Ensure access to sexual and reproductive health and rights
Restricting women’s bodily autonomy is a pervasive form of patriarchal control, both at the government level and within the family. Women’s empowerment depends on the protection of their sexual and reproductive health and rights, including access to health care and education and the right to make their own informed decisions about their bodies.
As of 2022, 76 per cent of laws needed to guarantee access to sexual and reproductive health care—including maternity care, abortion, contraception, sexual education, HPV vaccination, and HIV testing, counseling and treatment—are in place across 115 countries.
As of 2021, just over half (57 per cent) of the world’s women were able to make their own informed decisions about sex and reproduction. This means the freedom to make choices about health care and the use of contraceptives as well as to say no to sex with a husband or partner. The backslide on women’s rights currently underway threatens to reduce this number further.

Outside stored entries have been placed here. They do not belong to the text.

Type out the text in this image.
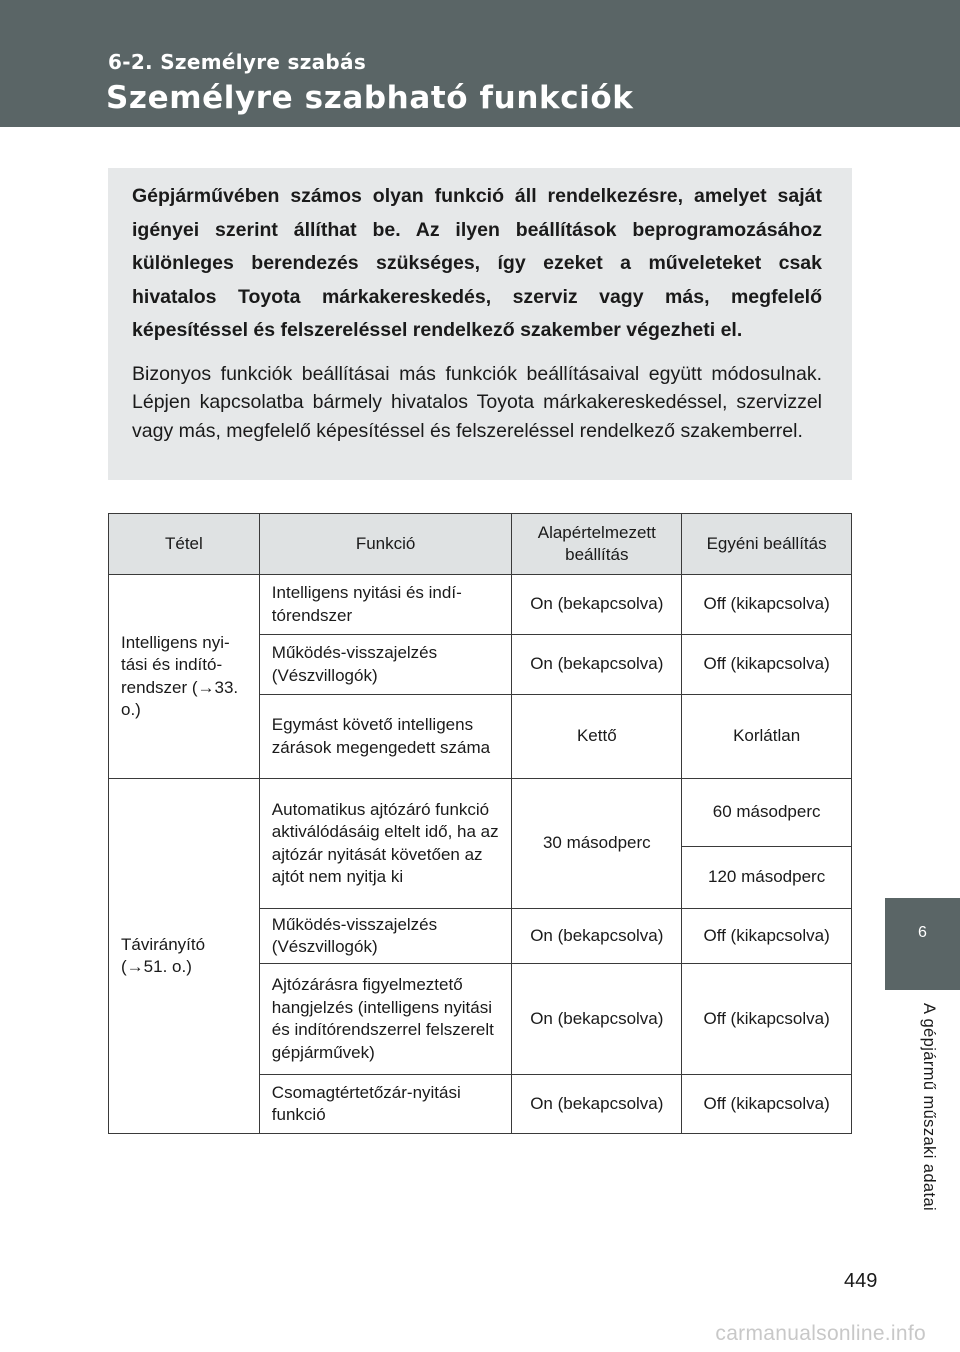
6-2. Személyre szabás
Személyre szabható funkciók

Gépjárművében számos olyan funkció áll rendelkezésre, amelyet saját igényei szerint állíthat be. Az ilyen beállítások beprogramozásához különleges berendezés szükséges, így ezeket a műveleteket csak hivatalos Toyota márkakereskedés, szerviz vagy más, megfelelő képesítéssel és felszereléssel rendelkező szakember végezheti el.

Bizonyos funkciók beállításai más funkciók beállításaival együtt módosulnak. Lépjen kapcsolatba bármely hivatalos Toyota márkakereskedéssel, szervizzel vagy más, megfelelő képesítéssel és felszereléssel rendelkező szakemberrel.

Tétel	Funkció	Alapértelmezett beállítás	Egyéni beállítás
Intelligens nyitási és indítórendszer (→33. o.)	Intelligens nyitási és indítórendszer	On (bekapcsolva)	Off (kikapcsolva)
	Működés-visszajelzés (Vészvillogók)	On (bekapcsolva)	Off (kikapcsolva)
	Egymást követő intelligens zárások megengedett száma	Kettő	Korlátlan
Távirányító (→51. o.)	Automatikus ajtózáró funkció aktiválódásáig eltelt idő, ha az ajtózár nyitását követően az ajtót nem nyitja ki	30 másodperc	60 másodperc
			120 másodperc
	Működés-visszajelzés (Vészvillogók)	On (bekapcsolva)	Off (kikapcsolva)
	Ajtózárásra figyelmeztető hangjelzés (intelligens nyitási és indítórendszerrel felszerelt gépjárművek)	On (bekapcsolva)	Off (kikapcsolva)
	Csomagtértetőzár-nyitási funkció	On (bekapcsolva)	Off (kikapcsolva)
6
A gépjármű műszaki adatai
449
carmanualsonline.info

Ensure equal economic resources
Control over economic resources is a crucial driver of women’s empowerment, providing increased security and independence and improving standards of living. Land ownership in particular helps to reduce women’s reliance on male partners or relatives and increases their access to credit.

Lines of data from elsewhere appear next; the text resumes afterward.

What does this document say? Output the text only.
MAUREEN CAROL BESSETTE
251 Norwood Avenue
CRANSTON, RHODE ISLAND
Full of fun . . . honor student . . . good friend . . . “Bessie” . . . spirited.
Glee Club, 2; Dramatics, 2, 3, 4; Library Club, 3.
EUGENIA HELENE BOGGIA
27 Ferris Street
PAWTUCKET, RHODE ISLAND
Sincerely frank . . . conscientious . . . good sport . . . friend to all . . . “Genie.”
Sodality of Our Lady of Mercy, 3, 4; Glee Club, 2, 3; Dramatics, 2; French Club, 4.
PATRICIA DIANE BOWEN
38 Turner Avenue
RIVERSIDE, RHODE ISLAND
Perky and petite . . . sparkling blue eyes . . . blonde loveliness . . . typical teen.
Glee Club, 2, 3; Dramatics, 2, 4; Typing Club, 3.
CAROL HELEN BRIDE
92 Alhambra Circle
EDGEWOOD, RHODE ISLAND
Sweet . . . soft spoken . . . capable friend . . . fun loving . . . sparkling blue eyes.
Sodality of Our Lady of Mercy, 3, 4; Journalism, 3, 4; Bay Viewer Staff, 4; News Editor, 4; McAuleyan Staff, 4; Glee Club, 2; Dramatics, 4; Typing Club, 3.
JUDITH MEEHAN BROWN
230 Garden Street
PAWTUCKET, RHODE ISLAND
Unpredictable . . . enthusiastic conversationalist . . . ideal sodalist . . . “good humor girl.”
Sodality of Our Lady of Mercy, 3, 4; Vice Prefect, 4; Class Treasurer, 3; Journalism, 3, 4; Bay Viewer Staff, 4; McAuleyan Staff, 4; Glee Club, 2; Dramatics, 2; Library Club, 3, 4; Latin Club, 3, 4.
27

Ensuring equal land rights, including equal inheritance rights and shared land rights within couples, is essential for the realization of the 2030 Agenda. But despite women’s relatively equal representation in agriculture—they make up roughly half of the agricultural labour force in developing countries—their equal right to land ownership is guaranteed in only four of 52 countries with data for 2019–2021.
Promote women’s empowerment through technology
Technology plays an ever-increasing role in the ways we learn, work and communicate, and cellphones have gone from a luxury to an essential means of connecting with the world. But for many of the world’s women, such technology—as well as the access and independence it confers—remain out of reach: based on data for 2017-2021, women are less likely than men to own a phone in 50 of 82 countries.

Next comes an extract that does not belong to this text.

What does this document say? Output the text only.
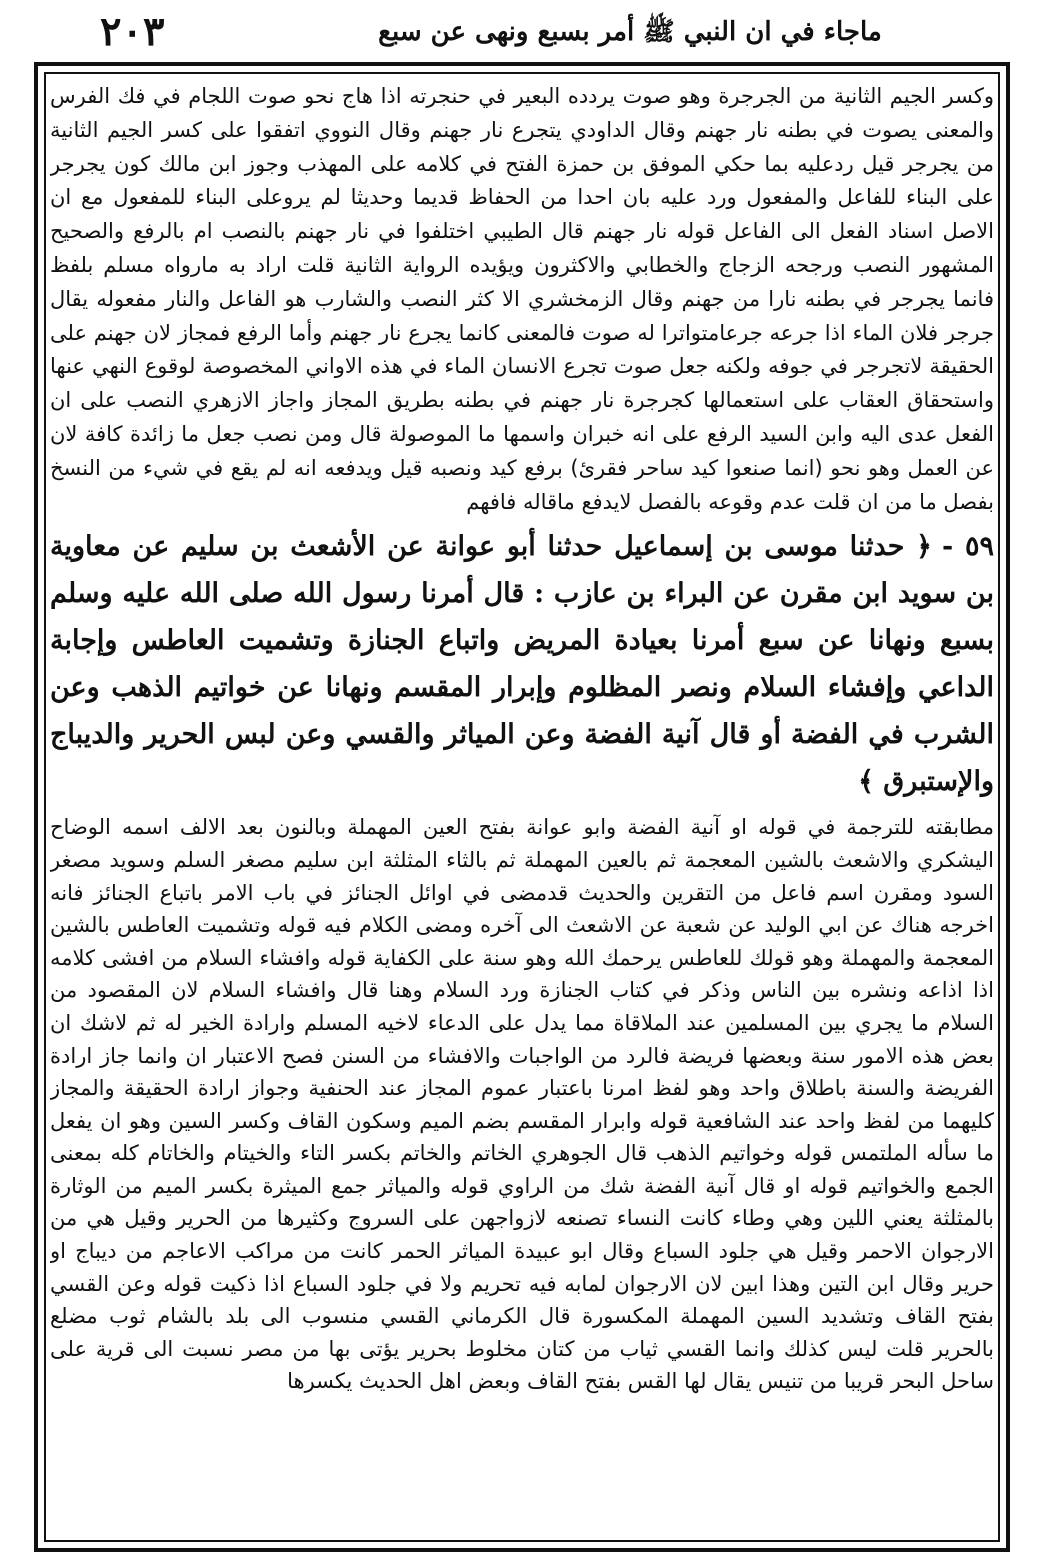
٢٠٣	ماجاء في ان النبي ﷺ أمر بسبع ونهى عن سبع

وكسر الجيم الثانية من الجرجرة وهو صوت يردده البعير في حنجرته اذا هاج نحو صوت اللجام في فك الفرس والمعنى يصوت في بطنه نار جهنم وقال الداودي يتجرع نار جهنم وقال النووي اتفقوا على كسر الجيم الثانية من يجرجر قيل ردعليه بما حكي الموفق بن حمزة الفتح في كلامه على المهذب وجوز ابن مالك كون يجرجر على البناء للفاعل والمفعول ورد عليه بان احدا من الحفاظ قديما وحديثا لم يروعلى البناء للمفعول مع ان الاصل اسناد الفعل الى الفاعل قوله نار جهنم قال الطيبي اختلفوا في نار جهنم بالنصب ام بالرفع والصحيح المشهور النصب ورجحه الزجاج والخطابي والاكثرون ويؤيده الرواية الثانية قلت اراد به مارواه مسلم بلفظ فانما يجرجر في بطنه نارا من جهنم وقال الزمخشري الا كثر النصب والشارب هو الفاعل والنار مفعوله يقال جرجر فلان الماء اذا جرعه جرعامتواترا له صوت فالمعنى كانما يجرع نار جهنم وأما الرفع فمجاز لان جهنم على الحقيقة لاتجرجر في جوفه ولكنه جعل صوت تجرع الانسان الماء في هذه الاواني المخصوصة لوقوع النهي عنها واستحقاق العقاب على استعمالها كجرجرة نار جهنم في بطنه بطريق المجاز واجاز الازهري النصب على ان الفعل عدى اليه وابن السيد الرفع على انه خبران واسمها ما الموصولة قال ومن نصب جعل ما زائدة كافة لان عن العمل وهو نحو (انما صنعوا كيد ساحر فقرئ) برفع كيد ونصبه قيل ويدفعه انه لم يقع في شيء من النسخ بفصل ما من ان قلت عدم وقوعه بالفصل لايدفع ماقاله فافهم

٥٩ -﴿ حدثنا موسى بن إسماعيل حدثنا أبو عوانة عن الأشعث بن سليم عن معاوية بن سويد ابن مقرن عن البراء بن عازب : قال أمرنا رسول الله صلى الله عليه وسلم بسبع ونهانا عن سبع أمرنا بعيادة المريض واتباع الجنازة وتشميت العاطس وإجابة الداعي وإفشاء السلام ونصر المظلوم وإبرار المقسم ونهانا عن خواتيم الذهب وعن الشرب في الفضة أو قال آنية الفضة وعن المياثر والقسي وعن لبس الحرير والديباج والإستبرق ﴾

مطابقته للترجمة في قوله او آنية الفضة وابو عوانة بفتح العين المهملة وبالنون بعد الالف اسمه الوضاح اليشكري والاشعث بالشين المعجمة ثم بالعين المهملة ثم بالثاء المثلثة ابن سليم مصغر السلم وسويد مصغر السود ومقرن اسم فاعل من التقرين والحديث قدمضى في اوائل الجنائز في باب الامر باتباع الجنائز فانه اخرجه هناك عن ابي الوليد عن شعبة عن الاشعث الى آخره ومضى الكلام فيه قوله وتشميت العاطس بالشين المعجمة والمهملة وهو قولك للعاطس يرحمك الله وهو سنة على الكفاية قوله وافشاء السلام من افشى كلامه اذا اذاعه ونشره بين الناس وذكر في كتاب الجنازة ورد السلام وهنا قال وافشاء السلام لان المقصود من السلام ما يجري بين المسلمين عند الملاقاة مما يدل على الدعاء لاخيه المسلم وارادة الخير له ثم لاشك ان بعض هذه الامور سنة وبعضها فريضة فالرد من الواجبات والافشاء من السنن فصح الاعتبار ان وانما جاز ارادة الفريضة والسنة باطلاق واحد وهو لفظ امرنا باعتبار عموم المجاز عند الحنفية وجواز ارادة الحقيقة والمجاز كليهما من لفظ واحد عند الشافعية قوله وابرار المقسم بضم الميم وسكون القاف وكسر السين وهو ان يفعل ما سأله الملتمس قوله وخواتيم الذهب قال الجوهري الخاتم والخاتم بكسر التاء والخيتام والخاتام كله بمعنى الجمع والخواتيم قوله او قال آنية الفضة شك من الراوي قوله والمياثر جمع الميثرة بكسر الميم من الوثارة بالمثلثة يعني اللين وهي وطاء كانت النساء تصنعه لازواجهن على السروج وكثيرها من الحرير وقيل هي من الارجوان الاحمر وقيل هي جلود السباع وقال ابو عبيدة المياثر الحمر كانت من مراكب الاعاجم من ديباج او حرير وقال ابن التين وهذا ابين لان الارجوان لمابه فيه تحريم ولا في جلود السباع اذا ذكيت قوله وعن القسي بفتح القاف وتشديد السين المهملة المكسورة قال الكرماني القسي منسوب الى بلد بالشام ثوب مضلع بالحرير قلت ليس كذلك وانما القسي ثياب من كتان مخلوط بحرير يؤتى بها من مصر نسبت الى قرية على ساحل البحر قريبا من تنيس يقال لها القس بفتح القاف وبعض اهل الحديث يكسرها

Sound policies and legislation
Gender equality is not going to happen on its own. We need enforceable policies and legislation at all levels of government to promote the empowerment of women and girls. Particularly in the wake of COVID-19, whose socioeconomic impacts overwhelmingly hit women harder than men, gender-sensitive policies are essential for narrowing persistent gender gaps.
This requires dedicated resources. By tracking—and making public—budget allocations toward gender equality, governments can ensure adequate financing, as well as increasing transparency and accountability. But according to data from 2018–2021, only 26 per cent of countries have comprehensive systems in place to track such allocations, and 15 per cent have no system at all.
The time to act is now
Across its nine objectives, the latest data on SDG 5 underscores just how far we are from achieving it. Despite progress on some issues, recent backslide in other areas—such as on reproductive rights and women’s economic empowerment—has put gender equality further out of reach.
Without seriously increased investments and commitments, including to gender data availability and use, SDG 5 will not be achieved by 2030 and may not be achieved at all. The time to come together as a global community and demand better—better laws and protections, better access to resources and services, and better funding—is now.
Women and girls can’t afford to wait any longer.